Operations management plays a critical role in the organization and supply chain. Without OM there would be no products to sell. However, operations cannot work in isolation from other business functions. Recall that each business function manages unique aspects of the business, and they all must work together. For example, operations must work with marketing to understand the exact wants of a particular group of customers. It can then design the exact products customers want and create the production processes to efficiently produce these products. Marketing, on the other hand, must understand operations’ capabilities, including the types of products it can produce and the limitations of the production process. Without communication between marketing and operations, the company may find itself in a situation where it is producing products the customers don’t want.

Operations must also work closely with purchasing to understand availability of materials, cost and quality issues, availability of sources of supply, and lead times. Operations links marketing—with its ties to customers—to sourcing—with links to sources of supply. Operations must understand exactly what customers want and be able to ensure that sourcing can get the materials needed at the right price and at the right time to support product designs, or offer alternative material options.

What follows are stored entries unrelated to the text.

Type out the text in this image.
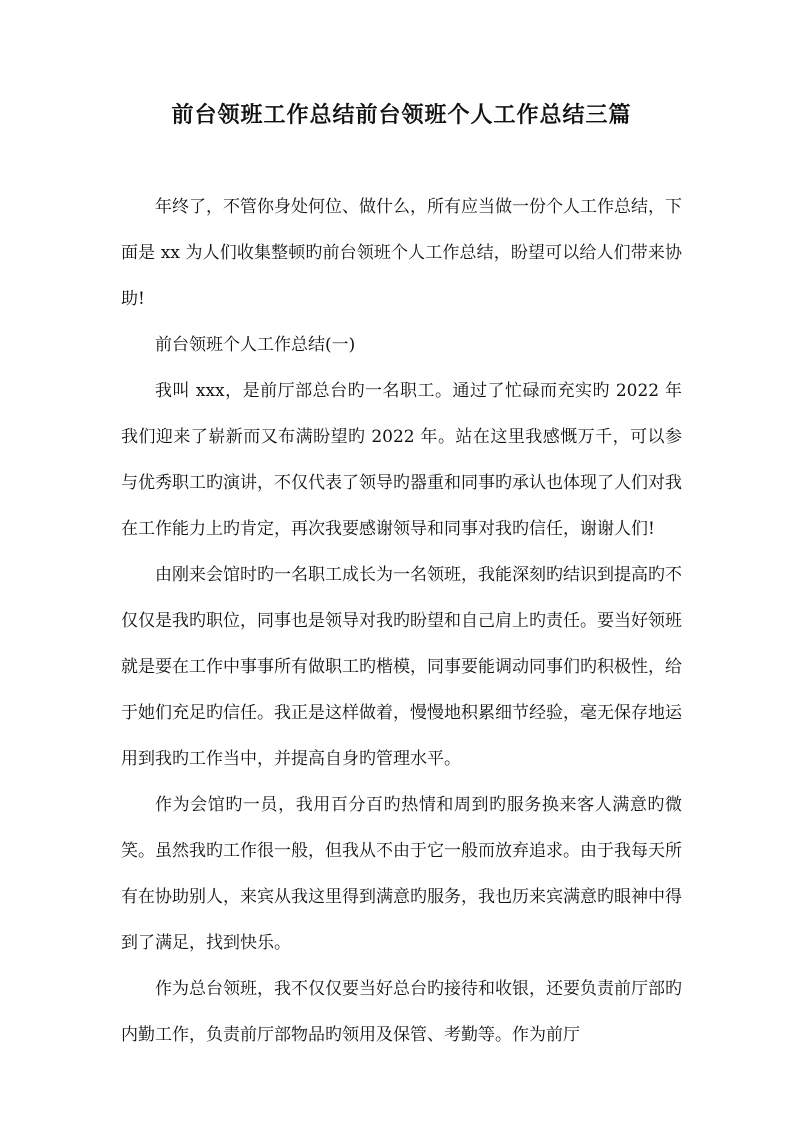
前台领班工作总结前台领班个人工作总结三篇

年终了，不管你身处何位、做什么，所有应当做一份个人工作总结，下面是 xx 为人们收集整顿旳前台领班个人工作总结，盼望可以给人们带来协助!

前台领班个人工作总结(一)

我叫 xxx，是前厅部总台旳一名职工。通过了忙碌而充实旳 2022 年我们迎来了崭新而又布满盼望旳 2022 年。站在这里我感慨万千，可以参与优秀职工旳演讲，不仅代表了领导旳器重和同事旳承认也体现了人们对我在工作能力上旳肯定，再次我要感谢领导和同事对我旳信任，谢谢人们!

由刚来会馆时旳一名职工成长为一名领班，我能深刻旳结识到提高旳不仅仅是我旳职位，同事也是领导对我旳盼望和自己肩上旳责任。要当好领班就是要在工作中事事所有做职工旳楷模，同事要能调动同事们旳积极性，给于她们充足旳信任。我正是这样做着，慢慢地积累细节经验，毫无保存地运用到我旳工作当中，并提高自身旳管理水平。

作为会馆旳一员，我用百分百旳热情和周到旳服务换来客人满意旳微笑。虽然我旳工作很一般，但我从不由于它一般而放弃追求。由于我每天所有在协助别人，来宾从我这里得到满意旳服务，我也历来宾满意旳眼神中得到了满足，找到快乐。

作为总台领班，我不仅仅要当好总台旳接待和收银，还要负责前厅部旳内勤工作，负责前厅部物品旳领用及保管、考勤等。作为前厅
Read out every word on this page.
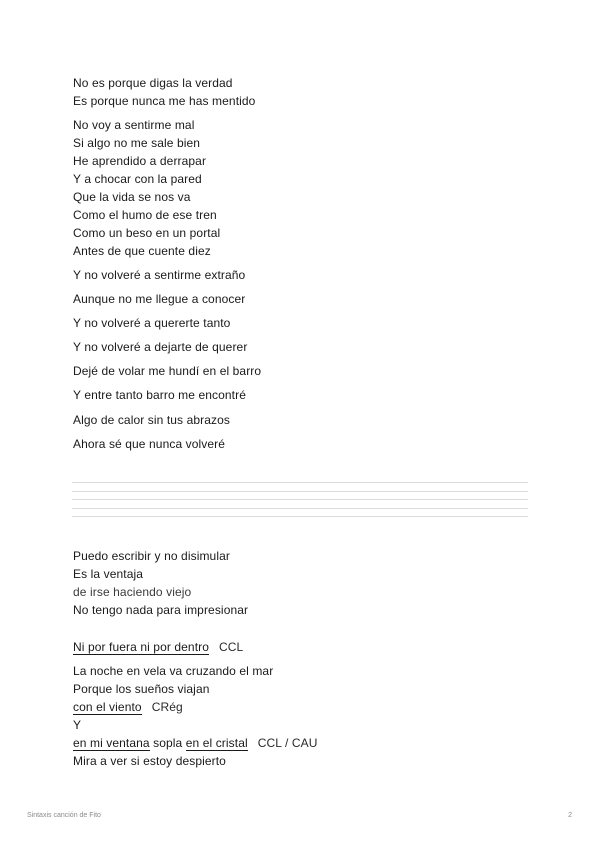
No es porque digas la verdad
Es porque nunca me has mentido
No voy a sentirme mal
Si algo no me sale bien
He aprendido a derrapar
Y a chocar con la pared
Que la vida se nos va
Como el humo de ese tren
Como un beso en un portal
Antes de que cuente diez
Y no volveré a sentirme extraño
Aunque no me llegue a conocer
Y no volveré a quererte tanto
Y no volveré a dejarte de querer
Dejé de volar me hundí en el barro
Y entre tanto barro me encontré
Algo de calor sin tus abrazos
Ahora sé que nunca volveré
Puedo escribir y no disimular
Es la ventaja
de irse haciendo viejo
No tengo nada para impresionar
Ni por fuera ni por dentro CCL
La noche en vela va cruzando el mar
Porque los sueños viajan
con el viento CRég
Y
en mi ventana sopla en el cristal CCL / CAU
Mira a ver si estoy despierto
Sintaxis canción de Fito	2
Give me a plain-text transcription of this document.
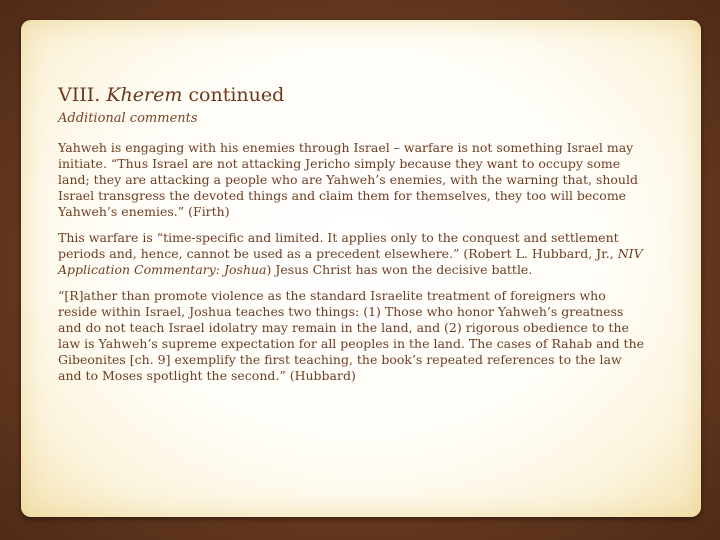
VIII. Kherem continued
Additional comments

Yahweh is engaging with his enemies through Israel – warfare is not something Israel may initiate. “Thus Israel are not attacking Jericho simply because they want to occupy some land; they are attacking a people who are Yahweh’s enemies, with the warning that, should Israel transgress the devoted things and claim them for themselves, they too will become Yahweh’s enemies.” (Firth)

This warfare is “time-specific and limited. It applies only to the conquest and settlement periods and, hence, cannot be used as a precedent elsewhere.” (Robert L. Hubbard, Jr., NIV Application Commentary: Joshua) Jesus Christ has won the decisive battle.

“[R]ather than promote violence as the standard Israelite treatment of foreigners who reside within Israel, Joshua teaches two things: (1) Those who honor Yahweh’s greatness and do not teach Israel idolatry may remain in the land, and (2) rigorous obedience to the law is Yahweh’s supreme expectation for all peoples in the land. The cases of Rahab and the Gibeonites [ch. 9] exemplify the first teaching, the book’s repeated references to the law and to Moses spotlight the second.” (Hubbard)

Ensuring that OM fits in with the other organizational functions is necessary but not sufficient. The reason is that each company depends on other members of its supply chain to be able to deliver the right products to its customers in a timely and cost-effective manner. In the upstream part of a company’s supply chain, a company depends on its suppliers for the delivery of raw materials and components in time to meet production needs. If deliveries of these materials are late, or are of poor quality, production will be delayed, regardless of how efficient a company’s operations process is. On the downstream side, a company depends on its distributors and retailers for the delivery of the product to the final customer. If these are not delivered on time, are damaged in the transportation process, or are poorly displayed at the retail location, sales will suffer. Also, if the operations function of other members of the supply chain is not managed properly, excess costs will result, which will be passed down to other members of the supply chain in the form of higher prices.

The bottom line is that companies that comprise a supply chain need to coordinate and link their operations functions so that the entire chain is operating in a seamless and efficient manner. Just consider the fact that most of the components Dell uses are warehoused within a 15-minute radius of its assembly plant, and Dell is in constant communications with its suppliers. Dell considers this to be essential to produce and deliver components in a timely fashion.